Trying to figure out why I keep doing this is difficult for me. Perhaps it’s fear of the unknown. I’ve never been thin. I can’t look at an old picture and say to myself, “I want to look like that again.” I think I just need to find a hobby to keep myself (mainly my hands) occupied so I’m not reaching for food to fill the void. Again, that’s something easier said than done since I don’t have extra money for anything, nor do I have a husband that’s home before 8 o’clock most nights, and by that time, I have no energy for anything. I could wake up at 5 or 5:30 a.m. to exercise, but, yeah, that’s not happening- lol! It’s something you have to really, really want, something you put 100% effort into. Basically, it’s a job. You have to work really hard at it and your payment is looking and feeling better.

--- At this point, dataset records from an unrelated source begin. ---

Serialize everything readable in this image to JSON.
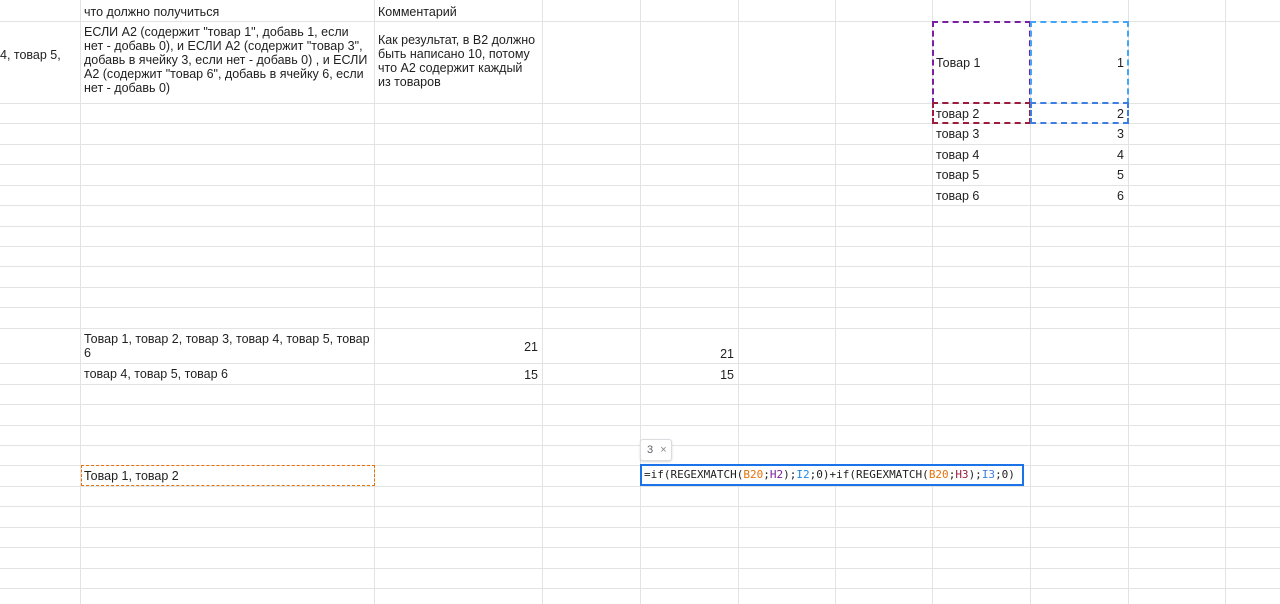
{
  "headers": {
    "b1": "что должно получиться",
    "c1": "Комментарий"
  },
  "cells": {
    "a2_partial": "4, товар 5,",
    "b2": "ЕСЛИ A2 (содержит \"товар 1\", добавь 1, если нет - добавь 0), и ЕСЛИ A2 (содержит \"товар 3\", добавь в ячейку 3, если нет - добавь 0) , и ЕСЛИ A2 (содержит \"товар 6\", добавь в ячейку 6, если нет - добавь 0)",
    "c2": "Как результат, в B2 должно быть написано 10, потому что A2 содержит каждый из товаров",
    "b_row_a": "Товар 1, товар 2, товар 3, товар 4, товар 5, товар 6",
    "c_row_a": "21",
    "e_row_a": "21",
    "b_row_b": "товар 4, товар 5, товар 6",
    "c_row_b": "15",
    "e_row_b": "15",
    "b20": "Товар 1, товар 2"
  },
  "lookup_table": [
    {
      "name": "Товар 1",
      "value": "1"
    },
    {
      "name": "товар 2",
      "value": "2"
    },
    {
      "name": "товар 3",
      "value": "3"
    },
    {
      "name": "товар 4",
      "value": "4"
    },
    {
      "name": "товар 5",
      "value": "5"
    },
    {
      "name": "товар 6",
      "value": "6"
    }
  ],
  "formula": {
    "t1": "=if(REGEXMATCH(",
    "r1": "B20",
    "t2": ";",
    "r2": "H2",
    "t3": ");",
    "r3": "I2",
    "t4": ";0)+if(REGEXMATCH(",
    "r4": "B20",
    "t5": ";",
    "r5": "H3",
    "t6": ");",
    "r6": "I3",
    "t7": ";0)"
  },
  "tooltip": {
    "value": "3",
    "close": "×"
  },
  "colors": {
    "ref_orange": "#e8710a",
    "ref_purple": "#7b1fa2",
    "ref_blue": "#1e88e5",
    "ref_maroon": "#9c1c3c",
    "ref_lightblue": "#42a5f5",
    "ref_steelblue": "#3d7ee0",
    "selection": "#1a73e8"
  }
}
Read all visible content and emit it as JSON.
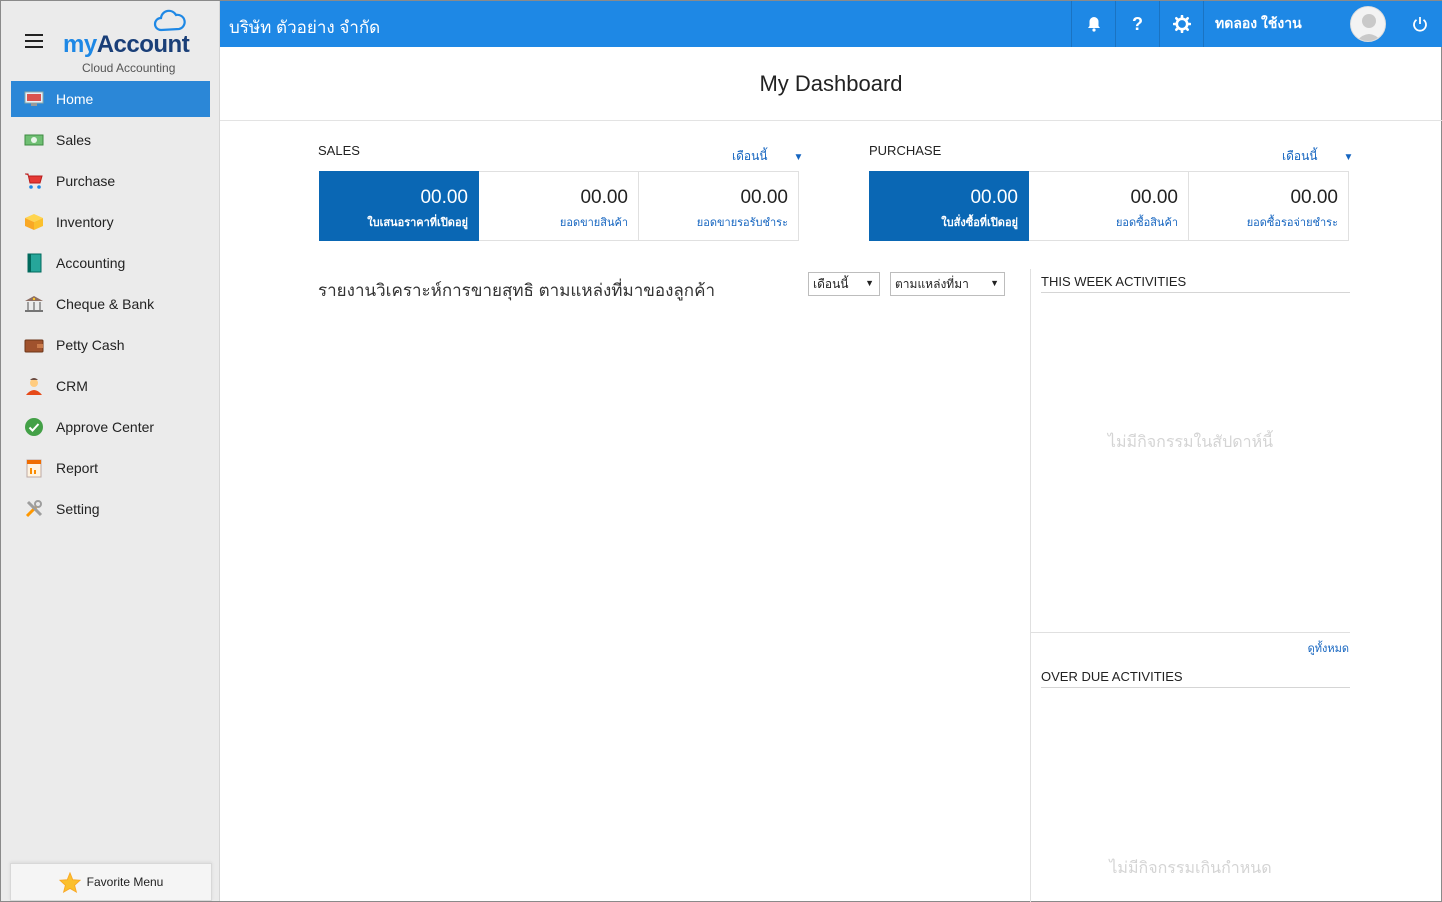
{
  "brand": {
    "name_part1": "my",
    "name_part2": "Account",
    "subtitle": "Cloud Accounting"
  },
  "sidebar": {
    "items": [
      {
        "label": "Home",
        "icon": "home-monitor-icon",
        "active": true
      },
      {
        "label": "Sales",
        "icon": "cash-icon"
      },
      {
        "label": "Purchase",
        "icon": "shopping-cart-icon"
      },
      {
        "label": "Inventory",
        "icon": "box-icon"
      },
      {
        "label": "Accounting",
        "icon": "ledger-book-icon"
      },
      {
        "label": "Cheque & Bank",
        "icon": "bank-icon"
      },
      {
        "label": "Petty Cash",
        "icon": "wallet-icon"
      },
      {
        "label": "CRM",
        "icon": "person-icon"
      },
      {
        "label": "Approve Center",
        "icon": "check-circle-icon"
      },
      {
        "label": "Report",
        "icon": "report-icon"
      },
      {
        "label": "Setting",
        "icon": "tools-icon"
      }
    ],
    "favorite_label": "Favorite Menu"
  },
  "topbar": {
    "company": "บริษัท ตัวอย่าง จำกัด",
    "help_label": "?",
    "user_name": "ทดลอง ใช้งาน",
    "color": "#1e88e5"
  },
  "main": {
    "title": "My Dashboard",
    "sales": {
      "label": "SALES",
      "period": "เดือนนี้",
      "cards": [
        {
          "value": "00.00",
          "label": "ใบเสนอราคาที่เปิดอยู่"
        },
        {
          "value": "00.00",
          "label": "ยอดขายสินค้า"
        },
        {
          "value": "00.00",
          "label": "ยอดขายรอรับชำระ"
        }
      ]
    },
    "purchase": {
      "label": "PURCHASE",
      "period": "เดือนนี้",
      "cards": [
        {
          "value": "00.00",
          "label": "ใบสั่งซื้อที่เปิดอยู่"
        },
        {
          "value": "00.00",
          "label": "ยอดซื้อสินค้า"
        },
        {
          "value": "00.00",
          "label": "ยอดซื้อรอจ่ายชำระ"
        }
      ]
    },
    "report": {
      "title": "รายงานวิเคราะห์การขายสุทธิ ตามแหล่งที่มาของลูกค้า",
      "period_select": "เดือนนี้",
      "source_select": "ตามแหล่งที่มา"
    },
    "activities": {
      "week_title": "THIS WEEK ACTIVITIES",
      "week_empty": "ไม่มีกิจกรรมในสัปดาห์นี้",
      "see_all": "ดูทั้งหมด",
      "overdue_title": "OVER DUE ACTIVITIES",
      "overdue_empty": "ไม่มีกิจกรรมเกินกำหนด"
    }
  }
}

In the interest of real honesty, I have to admit, a big fear of mine is what I’d look like if I lost a lot of weight. I know that sounds ridiculous, but I got a LOT of stretching when I was pregnant with Sausage and I worry that I’d be left with…well…a *flap* where my stomach used to be.
At the moment, it’s like being heavy is a better option as I can always lose weight, however, an apron of skin is a lot trickier to get rid of.
Also, I know what you mean about not putting the kids through the same crap that we’ve dealt with. A few months ago, I was walking along the street, minding my own business, when a car full of GROWN MEN drove past and shouted “FATTY” at me.
I can look back now and see the funny side, but at the time I was devastated. I cried all the way home. I just couldn’t get my head around why anyone would want to hurt someones feelings so badly. It’s just plain nasty.
I’d give anything to not have Sausage ever go through anything like that.